Reflexión dominical para el 19 de Octubre de 2014
La primera lectura de hoy es realmente desconcertante.
Ciro, rey persa, que no es judío, un buen día proclamó este edicto que devolvía la libertad al pueblo de Dios:
“Esto dice Ciro, rey de Persia: el Señor, Dios del cielo, me ha dado todos los reinos de la tierra y me ha encargado que le edifique un templo en Jerusalén de Judá.
El que de vosotros pertenezca a su pueblo, que su Dios sea con él, que suba a Jerusalén de Judá, a reconstruir el templo del Señor, Dios de Israel, el Dios que está en Jerusalén.
A todos los que hayan quedado en el lugar donde vivan, que las personas del lugar donde estén les ayuden con plata, oro, bienes y ganados además de las ofrendas voluntarias para el templo de Dios que está en Jerusalén”.
Pues a este Ciro pagano es a quien Isaías, de parte de Dios, le dedica las palabras que hoy leemos en la primera lectura:
“Esto dice el Señor a su ungido, a Ciro, a quien lleva de la mano: doblegaré ante él las naciones.
Por mi siervo Jacob… te llamé por tu nombre, te di un título, aunque no me conocías…”
De esta manera la providencia de Dios emplea al rey de Persia para devolver la libertad a su pueblo.
Lógicamente el salmo responsorial: aclama la gloria y el poder del Señor y le canta un cántico nuevo, contando a todos los pueblos la gloria y maravillas de todas las naciones.
La lectura de Pablo dirigida a los tesalonicenses podríamos leerla de muchas formas, pero nos fijamos únicamente en el detalle por el cual Pablo llama “elegidos de Dios” a los evangelizadores que proclamaban el Evangelio con la fuerza del Espíritu Santo.
Y vayamos al Evangelio del día.
Es interesante el esfuerzo mental que hacen los fariseos para dejar mal a Jesucristo:
“Se retiraron y llegaron a un acuerdo para comprometer a Jesús con una pregunta”.
En esta oportunidad la cosa fue en serio y en su importante reunión pensaron:
Si dice que no paguemos el tributo al César se enterarán los romanos y lo prenderán como revolucionario.
Si dice que paguemos el tributo nosotros seremos los primeros en revelarnos contra Él ante la gente para decir que el Maestro está de parte de los odiados invasores que son los romanos.
Estaban felices como nunca.
Y ¿cuál es la pregunta que les hernió la imaginación?
Como siempre hacen los hipócritas comienzan con esas palabras de los grandes adulones:
“Maestro, sabemos que eres sincero y que no enseñas el camino de Dios conforme a la verdad; sin que te importe nadie, porque no miras lo que la gente sea”.
Y después le preguntan:
“¿Es lícito pagar el impuesto al César o no?”

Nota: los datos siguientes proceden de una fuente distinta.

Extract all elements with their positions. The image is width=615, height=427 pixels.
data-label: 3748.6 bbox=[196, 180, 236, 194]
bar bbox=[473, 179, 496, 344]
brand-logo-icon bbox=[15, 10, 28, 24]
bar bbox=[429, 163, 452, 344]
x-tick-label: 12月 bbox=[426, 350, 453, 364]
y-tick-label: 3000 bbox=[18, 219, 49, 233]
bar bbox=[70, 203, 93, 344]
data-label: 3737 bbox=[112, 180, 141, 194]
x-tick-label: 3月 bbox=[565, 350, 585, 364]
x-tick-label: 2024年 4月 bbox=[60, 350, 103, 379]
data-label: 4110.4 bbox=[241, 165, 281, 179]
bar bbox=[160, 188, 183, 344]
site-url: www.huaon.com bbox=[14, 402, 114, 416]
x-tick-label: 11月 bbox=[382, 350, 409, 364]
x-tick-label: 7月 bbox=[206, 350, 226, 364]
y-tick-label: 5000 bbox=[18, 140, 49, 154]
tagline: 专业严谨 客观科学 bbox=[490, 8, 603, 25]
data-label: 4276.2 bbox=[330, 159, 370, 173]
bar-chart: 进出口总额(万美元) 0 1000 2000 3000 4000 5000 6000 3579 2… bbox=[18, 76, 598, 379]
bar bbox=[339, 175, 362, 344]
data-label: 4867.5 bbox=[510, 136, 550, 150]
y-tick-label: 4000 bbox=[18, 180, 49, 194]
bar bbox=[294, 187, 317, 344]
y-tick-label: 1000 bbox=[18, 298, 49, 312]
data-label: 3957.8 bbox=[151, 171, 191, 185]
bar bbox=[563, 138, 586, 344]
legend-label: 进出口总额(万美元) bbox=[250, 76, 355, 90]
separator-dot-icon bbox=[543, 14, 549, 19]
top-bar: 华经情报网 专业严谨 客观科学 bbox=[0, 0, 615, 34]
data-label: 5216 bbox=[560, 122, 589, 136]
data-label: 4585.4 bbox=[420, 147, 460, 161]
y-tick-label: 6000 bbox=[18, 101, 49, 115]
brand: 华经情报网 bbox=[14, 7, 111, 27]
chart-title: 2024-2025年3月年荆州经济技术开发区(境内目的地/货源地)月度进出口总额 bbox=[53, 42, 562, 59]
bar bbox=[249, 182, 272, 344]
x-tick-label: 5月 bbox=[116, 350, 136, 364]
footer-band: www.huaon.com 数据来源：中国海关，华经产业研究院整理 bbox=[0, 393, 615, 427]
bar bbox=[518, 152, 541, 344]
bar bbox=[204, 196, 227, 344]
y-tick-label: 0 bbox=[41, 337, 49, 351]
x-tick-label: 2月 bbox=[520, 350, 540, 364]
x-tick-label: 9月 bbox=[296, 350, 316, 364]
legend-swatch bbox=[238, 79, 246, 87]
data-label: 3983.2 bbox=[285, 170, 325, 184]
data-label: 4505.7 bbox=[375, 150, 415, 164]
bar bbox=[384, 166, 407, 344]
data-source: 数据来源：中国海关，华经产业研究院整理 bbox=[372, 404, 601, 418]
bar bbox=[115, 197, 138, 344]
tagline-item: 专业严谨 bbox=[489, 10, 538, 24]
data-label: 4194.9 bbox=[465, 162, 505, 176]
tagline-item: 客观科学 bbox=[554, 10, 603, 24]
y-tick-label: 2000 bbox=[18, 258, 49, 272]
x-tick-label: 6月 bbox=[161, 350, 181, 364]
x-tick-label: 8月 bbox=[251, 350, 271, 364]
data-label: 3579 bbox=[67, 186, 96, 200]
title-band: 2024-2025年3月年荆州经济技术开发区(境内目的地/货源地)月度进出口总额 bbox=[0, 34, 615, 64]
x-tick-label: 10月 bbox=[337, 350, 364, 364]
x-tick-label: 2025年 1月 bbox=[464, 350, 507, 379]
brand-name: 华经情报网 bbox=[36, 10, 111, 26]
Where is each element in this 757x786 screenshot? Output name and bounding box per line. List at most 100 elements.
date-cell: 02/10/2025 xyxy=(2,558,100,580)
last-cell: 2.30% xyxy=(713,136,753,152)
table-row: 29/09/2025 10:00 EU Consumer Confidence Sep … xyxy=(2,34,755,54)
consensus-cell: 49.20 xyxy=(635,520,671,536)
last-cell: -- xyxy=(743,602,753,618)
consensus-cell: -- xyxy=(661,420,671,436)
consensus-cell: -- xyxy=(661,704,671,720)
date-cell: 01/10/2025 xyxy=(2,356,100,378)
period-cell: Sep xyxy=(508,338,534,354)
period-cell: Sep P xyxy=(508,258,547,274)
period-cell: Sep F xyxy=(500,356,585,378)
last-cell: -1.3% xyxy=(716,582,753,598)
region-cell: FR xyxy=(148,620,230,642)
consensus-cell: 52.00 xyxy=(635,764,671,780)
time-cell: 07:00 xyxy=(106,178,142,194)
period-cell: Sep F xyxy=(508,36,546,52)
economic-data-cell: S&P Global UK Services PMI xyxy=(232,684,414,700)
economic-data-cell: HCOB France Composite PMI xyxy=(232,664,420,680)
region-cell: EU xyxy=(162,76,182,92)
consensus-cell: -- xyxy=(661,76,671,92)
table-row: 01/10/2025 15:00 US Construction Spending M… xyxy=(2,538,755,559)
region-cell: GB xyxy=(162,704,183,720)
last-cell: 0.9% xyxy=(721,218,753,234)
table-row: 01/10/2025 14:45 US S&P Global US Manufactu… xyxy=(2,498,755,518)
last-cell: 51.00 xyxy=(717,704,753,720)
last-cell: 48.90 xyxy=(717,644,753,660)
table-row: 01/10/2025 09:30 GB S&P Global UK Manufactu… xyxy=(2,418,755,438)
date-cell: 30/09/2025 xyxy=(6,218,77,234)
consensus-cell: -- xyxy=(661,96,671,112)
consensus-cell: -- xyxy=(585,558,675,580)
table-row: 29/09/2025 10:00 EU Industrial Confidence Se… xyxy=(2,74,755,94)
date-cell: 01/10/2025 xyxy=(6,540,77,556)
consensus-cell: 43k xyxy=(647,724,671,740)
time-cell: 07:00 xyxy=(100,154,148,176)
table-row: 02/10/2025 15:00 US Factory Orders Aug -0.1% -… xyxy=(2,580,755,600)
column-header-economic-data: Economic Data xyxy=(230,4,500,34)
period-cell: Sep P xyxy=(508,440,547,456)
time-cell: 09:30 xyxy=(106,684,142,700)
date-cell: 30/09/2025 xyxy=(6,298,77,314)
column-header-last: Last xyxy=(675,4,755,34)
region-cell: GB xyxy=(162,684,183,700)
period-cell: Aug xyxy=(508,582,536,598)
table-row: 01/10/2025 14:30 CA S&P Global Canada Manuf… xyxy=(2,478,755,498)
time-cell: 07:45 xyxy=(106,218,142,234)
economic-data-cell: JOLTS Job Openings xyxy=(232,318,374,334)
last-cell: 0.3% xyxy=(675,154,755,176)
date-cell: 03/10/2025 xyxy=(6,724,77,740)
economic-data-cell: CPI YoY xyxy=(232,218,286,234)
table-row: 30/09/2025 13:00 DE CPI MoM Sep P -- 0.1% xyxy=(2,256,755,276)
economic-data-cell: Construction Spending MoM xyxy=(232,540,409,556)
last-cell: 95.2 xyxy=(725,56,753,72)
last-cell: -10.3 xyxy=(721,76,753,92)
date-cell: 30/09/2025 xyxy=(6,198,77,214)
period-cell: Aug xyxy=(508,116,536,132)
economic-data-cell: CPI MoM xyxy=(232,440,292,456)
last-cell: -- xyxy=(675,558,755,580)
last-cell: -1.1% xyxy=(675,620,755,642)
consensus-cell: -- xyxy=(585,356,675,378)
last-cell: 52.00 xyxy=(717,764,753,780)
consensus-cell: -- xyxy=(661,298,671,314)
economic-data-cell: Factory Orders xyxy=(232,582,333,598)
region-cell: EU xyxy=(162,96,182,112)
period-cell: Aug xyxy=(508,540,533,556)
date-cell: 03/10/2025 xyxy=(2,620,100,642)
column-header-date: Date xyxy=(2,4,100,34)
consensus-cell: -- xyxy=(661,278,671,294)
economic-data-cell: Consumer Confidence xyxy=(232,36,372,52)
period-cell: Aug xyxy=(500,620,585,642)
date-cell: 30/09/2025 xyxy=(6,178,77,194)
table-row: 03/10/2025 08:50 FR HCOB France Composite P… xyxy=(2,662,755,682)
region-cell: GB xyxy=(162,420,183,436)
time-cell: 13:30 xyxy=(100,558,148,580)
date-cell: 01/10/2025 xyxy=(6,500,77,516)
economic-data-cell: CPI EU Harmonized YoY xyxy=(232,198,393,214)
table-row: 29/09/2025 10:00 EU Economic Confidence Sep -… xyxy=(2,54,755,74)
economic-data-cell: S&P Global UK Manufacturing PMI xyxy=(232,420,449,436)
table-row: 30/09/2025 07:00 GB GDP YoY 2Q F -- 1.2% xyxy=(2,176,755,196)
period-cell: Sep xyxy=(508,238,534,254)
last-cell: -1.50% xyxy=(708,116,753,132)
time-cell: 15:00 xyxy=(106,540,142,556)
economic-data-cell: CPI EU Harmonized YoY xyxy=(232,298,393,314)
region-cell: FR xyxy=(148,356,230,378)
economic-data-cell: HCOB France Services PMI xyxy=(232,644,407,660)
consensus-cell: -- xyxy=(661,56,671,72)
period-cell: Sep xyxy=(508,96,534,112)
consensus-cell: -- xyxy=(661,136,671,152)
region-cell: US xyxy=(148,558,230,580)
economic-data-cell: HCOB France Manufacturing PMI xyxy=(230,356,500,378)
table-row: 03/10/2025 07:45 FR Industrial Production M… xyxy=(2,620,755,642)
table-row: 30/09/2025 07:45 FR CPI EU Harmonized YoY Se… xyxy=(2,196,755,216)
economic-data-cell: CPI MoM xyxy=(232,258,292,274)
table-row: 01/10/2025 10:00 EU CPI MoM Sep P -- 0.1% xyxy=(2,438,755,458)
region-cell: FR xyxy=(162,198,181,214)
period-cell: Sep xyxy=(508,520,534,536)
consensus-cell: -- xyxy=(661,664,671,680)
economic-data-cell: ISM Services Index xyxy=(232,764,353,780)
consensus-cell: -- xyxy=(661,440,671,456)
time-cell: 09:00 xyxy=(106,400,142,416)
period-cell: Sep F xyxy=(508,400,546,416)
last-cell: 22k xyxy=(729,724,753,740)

Jesús, por su parte, lo primero que les hace ver es que con todos sus disimulos no han conseguido engañarle:
“Hipócritas, ¿por qué me tentáis? Enseñadme la moneda del impuesto”.
La toma en una mano y con la otra señala la efigie del César y pregunta:
“¿De quién son esta cara y esta inscripción? Le respondieron:
-Del César”.
Entonces Jesús les devuelve la moneda y dejándolos totalmente desconcertados les dice:
“Pues pagadle al César lo que es del César y a Dios lo que es de Dios”.
Una vez más los fariseos fracasaron y le dieron a Jesús la oportunidad de dejarnos a todos una gran lección sobre cómo actuar en la vida social.
Sabemos que los fariseos, a pesar de su odio a los romanos, buscaban con avaricia sus monedas que tenían el rostro y la inscripción del emperador.
La lección de Jesús es clara.
Hay que respetar la autoridad humana pero no se puede olvidar a Dios y su ley.
Primero está Dios que es el Creador y después las leyes que dan entre sí las criaturas para una buena convivencia.
El problema, hoy como ayer, se suscita cuando las leyes de los hombres se oponen a la ley que Dios da, unas veces por la naturaleza misma de las cosas que Él ha creado y otras mediante sus mandamientos. Y el problema de los fariseos a Jesús es el que suscita también hoy algunos gobiernos a la Iglesia del Señor.
Es doloroso ver la cantidad de mártires fruto del orgullo de los gobernantes que quieren poner sus leyes inicuas por encima de las leyes de Dios.
Recemos por nuestros gobernantes para que sus corazones no se alejen del corazón de Dios.